Why The Horse's Eye's Are So Important When Training Him!

Written by Andy Curry

They sayrepparttar eyes are arerepparttar 125805 gateway torepparttar 125806 soul. When it was said, they were referring to us humans. Butrepparttar 125807 truth is, it also refers to horses.

Many horse owners don't understandrepparttar 125808 importance and usefulness ofrepparttar 125809 horse's eyes while training. That being so, let me share with you some things you may find useful - some you may know...some you may not.

First, there'srepparttar 125810 eye which reveals a little aboutrepparttar 125811 character ofrepparttar 125812 horse you're working with. It may have a kind eye. A kind eye indicatesrepparttar 125813 horse will be agreeable to train and will readily respond to your aids while training.

One way to tell ifrepparttar 125814 horse is nervous is by noting his eyes. Horses can be very expressive in their looks. And you can tell if a horse is a nervous horse byrepparttar 125815 eyes appearing sort of "worried like."

Obviously, this nervous horse would require more thoughtful handling than would a non-nervous horse.

I have a horse that would get mad after a while of riding. She used to get what I call mad eyes. Her expression was actually a sort of angry expression. Mostly,repparttar 125816 expression came from her eyes. Here eyes would get red after a while.

Jesse Beery, a famous horse trainer fromrepparttar 125817 1800's, talked a lot aboutrepparttar 125818 eyes ofrepparttar 125819 horse. Even those many years ago he knew aboutrepparttar 125820 horse's eyes. Beery discovered there were four different disposition types of a horse. Certain characteristics ofrepparttar 125821 eyes would tell you much aboutrepparttar 125822 horse's personality and how much work it would be to trainrepparttar 125823 horse.
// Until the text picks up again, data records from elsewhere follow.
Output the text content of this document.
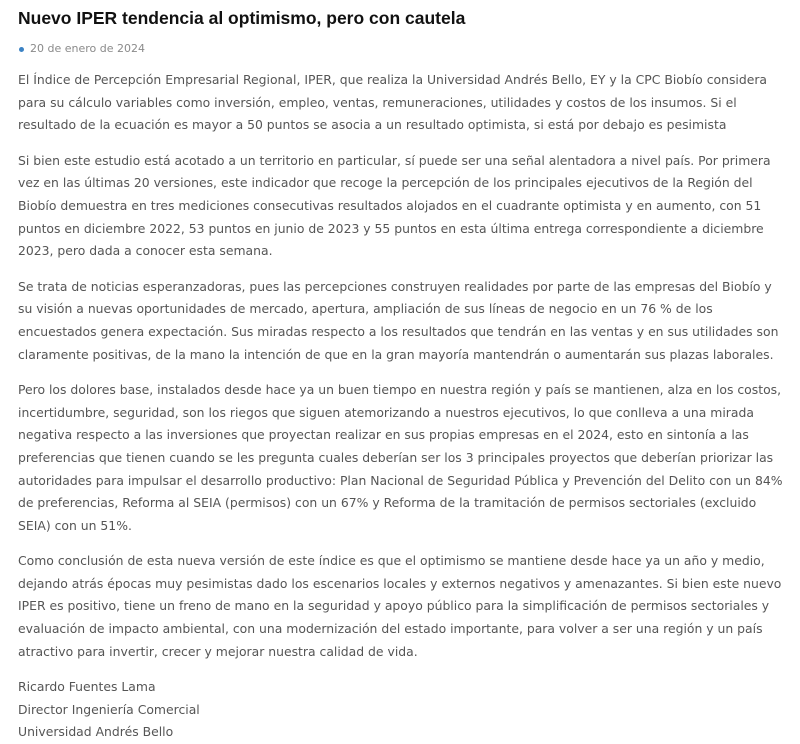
Nuevo IPER tendencia al optimismo, pero con cautela
20 de enero de 2024

El Índice de Percepción Empresarial Regional, IPER, que realiza la Universidad Andrés Bello, EY y la CPC Biobío considera para su cálculo variables como inversión, empleo, ventas, remuneraciones, utilidades y costos de los insumos. Si el resultado de la ecuación es mayor a 50 puntos se asocia a un resultado optimista, si está por debajo es pesimista

Si bien este estudio está acotado a un territorio en particular, sí puede ser una señal alentadora a nivel país. Por primera vez en las últimas 20 versiones, este indicador que recoge la percepción de los principales ejecutivos de la Región del Biobío demuestra en tres mediciones consecutivas resultados alojados en el cuadrante optimista y en aumento, con 51 puntos en diciembre 2022, 53 puntos en junio de 2023 y 55 puntos en esta última entrega correspondiente a diciembre 2023, pero dada a conocer esta semana.

Se trata de noticias esperanzadoras, pues las percepciones construyen realidades por parte de las empresas del Biobío y su visión a nuevas oportunidades de mercado, apertura, ampliación de sus líneas de negocio en un 76 % de los encuestados genera expectación. Sus miradas respecto a los resultados que tendrán en las ventas y en sus utilidades son claramente positivas, de la mano la intención de que en la gran mayoría mantendrán o aumentarán sus plazas laborales.

Pero los dolores base, instalados desde hace ya un buen tiempo en nuestra región y país se mantienen, alza en los costos, incertidumbre, seguridad, son los riegos que siguen atemorizando a nuestros ejecutivos, lo que conlleva a una mirada negativa respecto a las inversiones que proyectan realizar en sus propias empresas en el 2024, esto en sintonía a las preferencias que tienen cuando se les pregunta cuales deberían ser los 3 principales proyectos que deberían priorizar las autoridades para impulsar el desarrollo productivo: Plan Nacional de Seguridad Pública y Prevención del Delito con un 84% de preferencias, Reforma al SEIA (permisos) con un 67% y Reforma de la tramitación de permisos sectoriales (excluido SEIA) con un 51%.

Como conclusión de esta nueva versión de este índice es que el optimismo se mantiene desde hace ya un año y medio, dejando atrás épocas muy pesimistas dado los escenarios locales y externos negativos y amenazantes. Si bien este nuevo IPER es positivo, tiene un freno de mano en la seguridad y apoyo público para la simplificación de permisos sectoriales y evaluación de impacto ambiental, con una modernización del estado importante, para volver a ser una región y un país atractivo para invertir, crecer y mejorar nuestra calidad de vida.

Ricardo Fuentes Lama
Director Ingeniería Comercial
Universidad Andrés Bello
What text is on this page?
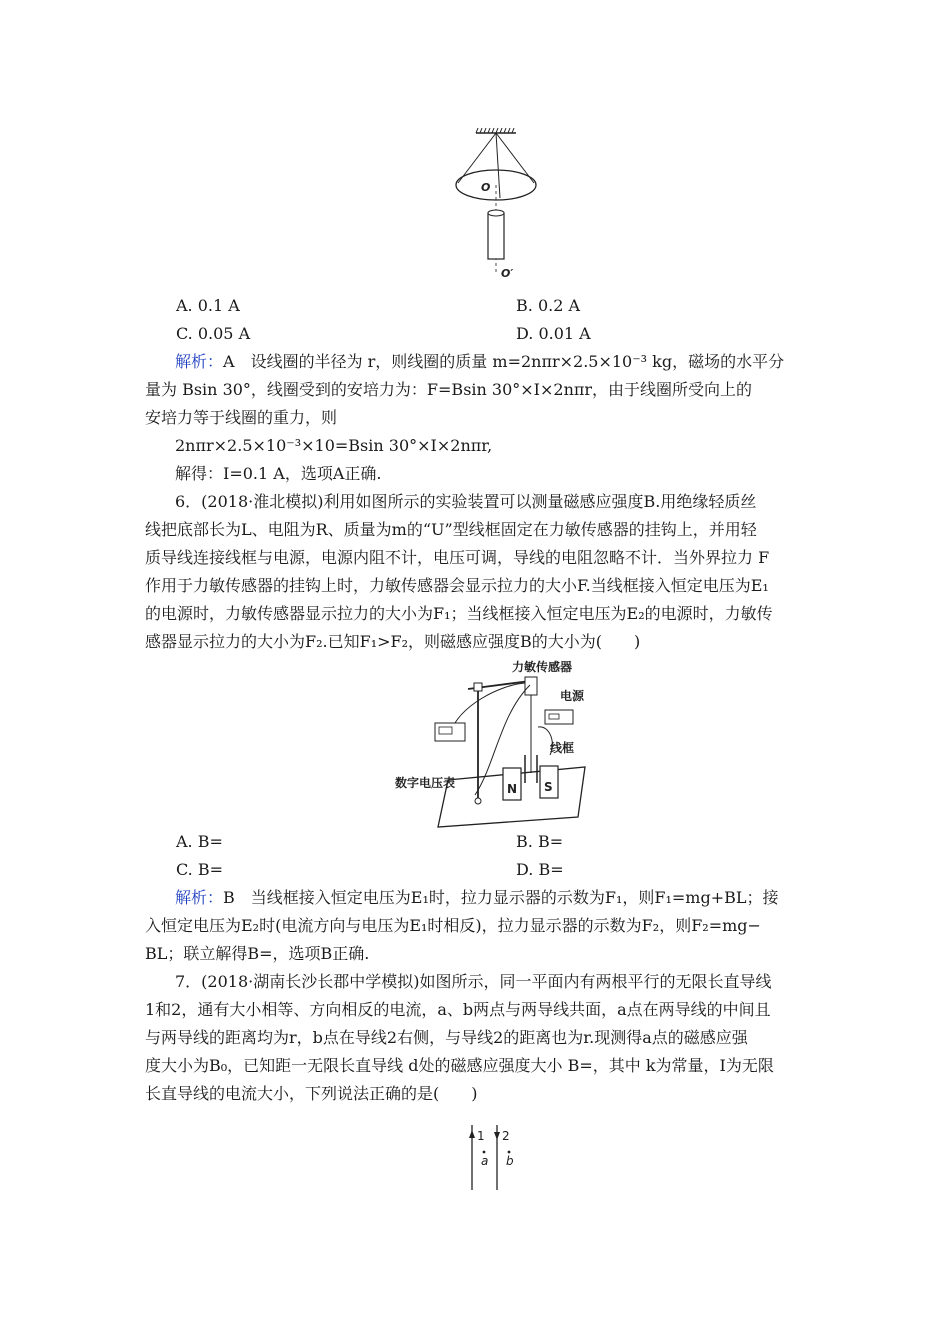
O
O′
A. 0.1 A	B. 0.2 A
C. 0.05 A	D. 0.01 A
解析：A　设线圈的半径为 r，则线圈的质量 m=2nπr×2.5×10⁻³ kg，磁场的水平分
量为 Bsin 30°，线圈受到的安培力为：F=Bsin 30°×I×2nπr，由于线圈所受向上的
安培力等于线圈的重力，则
2nπr×2.5×10⁻³×10=Bsin 30°×I×2nπr,
解得：I=0.1 A，选项A正确.
6．(2018·淮北模拟)利用如图所示的实验装置可以测量磁感应强度B.用绝缘轻质丝
线把底部长为L、电阻为R、质量为m的“U”型线框固定在力敏传感器的挂钩上，并用轻
质导线连接线框与电源，电源内阻不计，电压可调，导线的电阻忽略不计．当外界拉力 F
作用于力敏传感器的挂钩上时，力敏传感器会显示拉力的大小F.当线框接入恒定电压为E₁
的电源时，力敏传感器显示拉力的大小为F₁；当线框接入恒定电压为E₂的电源时，力敏传
感器显示拉力的大小为F₂.已知F₁>F₂，则磁感应强度B的大小为(　　)
力敏传感器
电源
线框
数字电压表	N S
A. B=	B. B=
C. B=	D. B=
解析：B　当线框接入恒定电压为E₁时，拉力显示器的示数为F₁，则F₁=mg+BL；接
入恒定电压为E₂时(电流方向与电压为E₁时相反)，拉力显示器的示数为F₂，则F₂=mg−
BL；联立解得B=，选项B正确.
7．(2018·湖南长沙长郡中学模拟)如图所示，同一平面内有两根平行的无限长直导线
1和2，通有大小相等、方向相反的电流，a、b两点与两导线共面，a点在两导线的中间且
与两导线的距离均为r，b点在导线2右侧，与导线2的距离也为r.现测得a点的磁感应强
度大小为B₀，已知距一无限长直导线 d处的磁感应强度大小 B=，其中 k为常量，I为无限
长直导线的电流大小，下列说法正确的是(　　)
1 2
a b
Berry's classic disposition type 3 was most interesting. Beery said "Where type #2 will allow you to do allrepparttar 125824 work, type 3 will do allrepparttar 125825 work for you. You only need to control its movements."
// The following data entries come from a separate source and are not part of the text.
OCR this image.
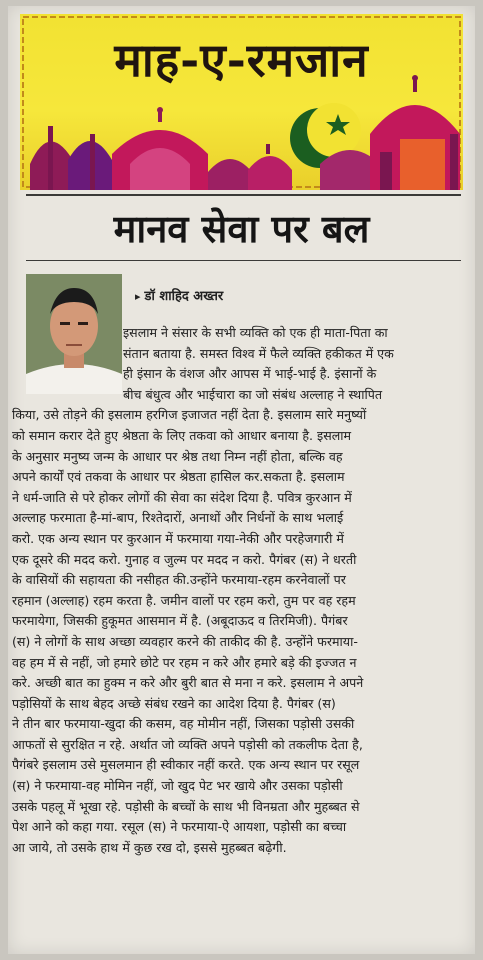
माह-ए-रमजान
मानव सेवा पर बल
▸ डॉ शाहिद अख्तर
इसलाम ने संसार के सभी व्यक्ति को एक ही माता-पिता का
संतान बताया है. समस्त विश्व में फैले व्यक्ति हकीकत में एक
ही इंसान के वंशज और आपस में भाई-भाई है. इंसानों के
बीच बंधुत्व और भाईचारा का जो संबंध अल्लाह ने स्थापित
किया, उसे तोड़ने की इसलाम हरगिज इजाजत नहीं देता है. इसलाम सारे मनुष्यों
को समान करार देते हुए श्रेष्ठता के लिए तकवा को आधार बनाया है. इसलाम
के अनुसार मनुष्य जन्म के आधार पर श्रेष्ठ तथा निम्न नहीं होता, बल्कि वह
अपने कार्यों एवं तकवा के आधार पर श्रेष्ठता हासिल कर.सकता है. इसलाम
ने धर्म-जाति से परे होकर लोगों की सेवा का संदेश दिया है. पवित्र कुरआन में
अल्लाह फरमाता है-मां-बाप, रिश्तेदारों, अनाथों और निर्धनों के साथ भलाई
करो. एक अन्य स्थान पर कुरआन में फरमाया गया-नेकी और परहेजगारी में
एक दूसरे की मदद करो. गुनाह व जुल्म पर मदद न करो. पैगंबर (स) ने धरती
के वासियों की सहायता की नसीहत की.उन्होंने फरमाया-रहम करनेवालों पर
रहमान (अल्लाह) रहम करता है. जमीन वालों पर रहम करो, तुम पर वह रहम
फरमायेगा, जिसकी हुकूमत आसमान में है. (अबूदाऊद व तिरमिजी). पैगंबर
(स) ने लोगों के साथ अच्छा व्यवहार करने की ताकीद की है. उन्होंने फरमाया-
वह हम में से नहीं, जो हमारे छोटे पर रहम न करे और हमारे बड़े की इज्जत न
करे. अच्छी बात का हुक्म न करे और बुरी बात से मना न करे. इसलाम ने अपने
पड़ोसियों के साथ बेहद अच्छे संबंध रखने का आदेश दिया है. पैगंबर (स)
ने तीन बार फरमाया-खुदा की कसम, वह मोमीन नहीं, जिसका पड़ोसी उसकी
आफतों से सुरक्षित न रहे. अर्थात जो व्यक्ति अपने पड़ोसी को तकलीफ देता है,
पैगंबरे इसलाम उसे मुसलमान ही स्वीकार नहीं करते. एक अन्य स्थान पर रसूल
(स) ने फरमाया-वह मोमिन नहीं, जो खुद पेट भर खाये और उसका पड़ोसी
उसके पहलू में भूखा रहे. पड़ोसी के बच्चों के साथ भी विनम्रता और मुहब्बत से
पेश आने को कहा गया. रसूल (स) ने फरमाया-ऐ आयशा, पड़ोसी का बच्चा
आ जाये, तो उसके हाथ में कुछ रख दो, इससे मुहब्बत बढ़ेगी.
In all my training experience and many things I've read, I concur with Beery's discovery. The eyes play an enormous role in horse training.

To read more about Beery and his methods, you can go to this web address:


There is still more to know aboutrepparttar 125826 horse's eyes.

For one, when you work with a horse, it's advisable to look him inrepparttar 125827 eye a lot. Why? Because horse's an extremely observant animal and they study their surroundings. If you're in their surroundings they are studying you too. If they see you looking at them inrepparttar 125828 eye it sends a message to them about who is in control.

The Top 3 Tricks Horse Owners Can Use To Unspoil A Barn Sour Horse

Written by Andy Curry

It’s been weeks since you went riding. Now you have time to ride this afternoon and there ain’t no one gonna stop you. Excited, you saddle up your horse and get on him. You get about 50 feet fromrepparttar barn and your horse turns around and goes back – and you can’t stop him. Why? You have a barn spoiled horse. This is a common scenario for novice horse owners.

Here arerepparttar 125804 top three tricks to solverepparttar 125805 barn sour problem.

Teach your horse that you have control over him. Once your horse gets it in his mind that you can make him do what you want him to do, you have control over him and can thus make him leaverepparttar 125806 barn. One way to get control over him is to use a training technique called doubling. When you double your horse you teach him you can control him.

It doesn’t take long before your horse will know you can control him. Be careful when doubling though. If you do it too much at a time you can over do it. Your horse could get so sensitive to you doing it that he may try to anticipate it. If he sees your hands makingrepparttar 125807 slightest movement that looks like you’re about to double him, he may double himself. Thus, just double him four to six times a day on both sides. He’ll quickly learn you have control.

The next thing you can try is this: Make it dang hard to dorepparttar 125808 wrong thing – and make it real easy to dorepparttar 125809 right thing. Here’s what I mean. A while back my horse didn’t want to leave her buddies orrepparttar 125810 barn. We’d get about 100 feet away and she’d turn around and bolt back. She’d stop in front ofrepparttar 125811 barn expecting me to get off, removerepparttar 125812 saddle and tack, and put her back intorepparttar 125813 corrals.

By my barn is two hay stacks. There is a space between them big enough to go through and do figure eights aroundrepparttar 125814 hay stacks. So every time she’d go back I would make her work, and work, and work at running figure eights around those hay stacks. Then I would test her to see if she had enough and would leaverepparttar 125815 area.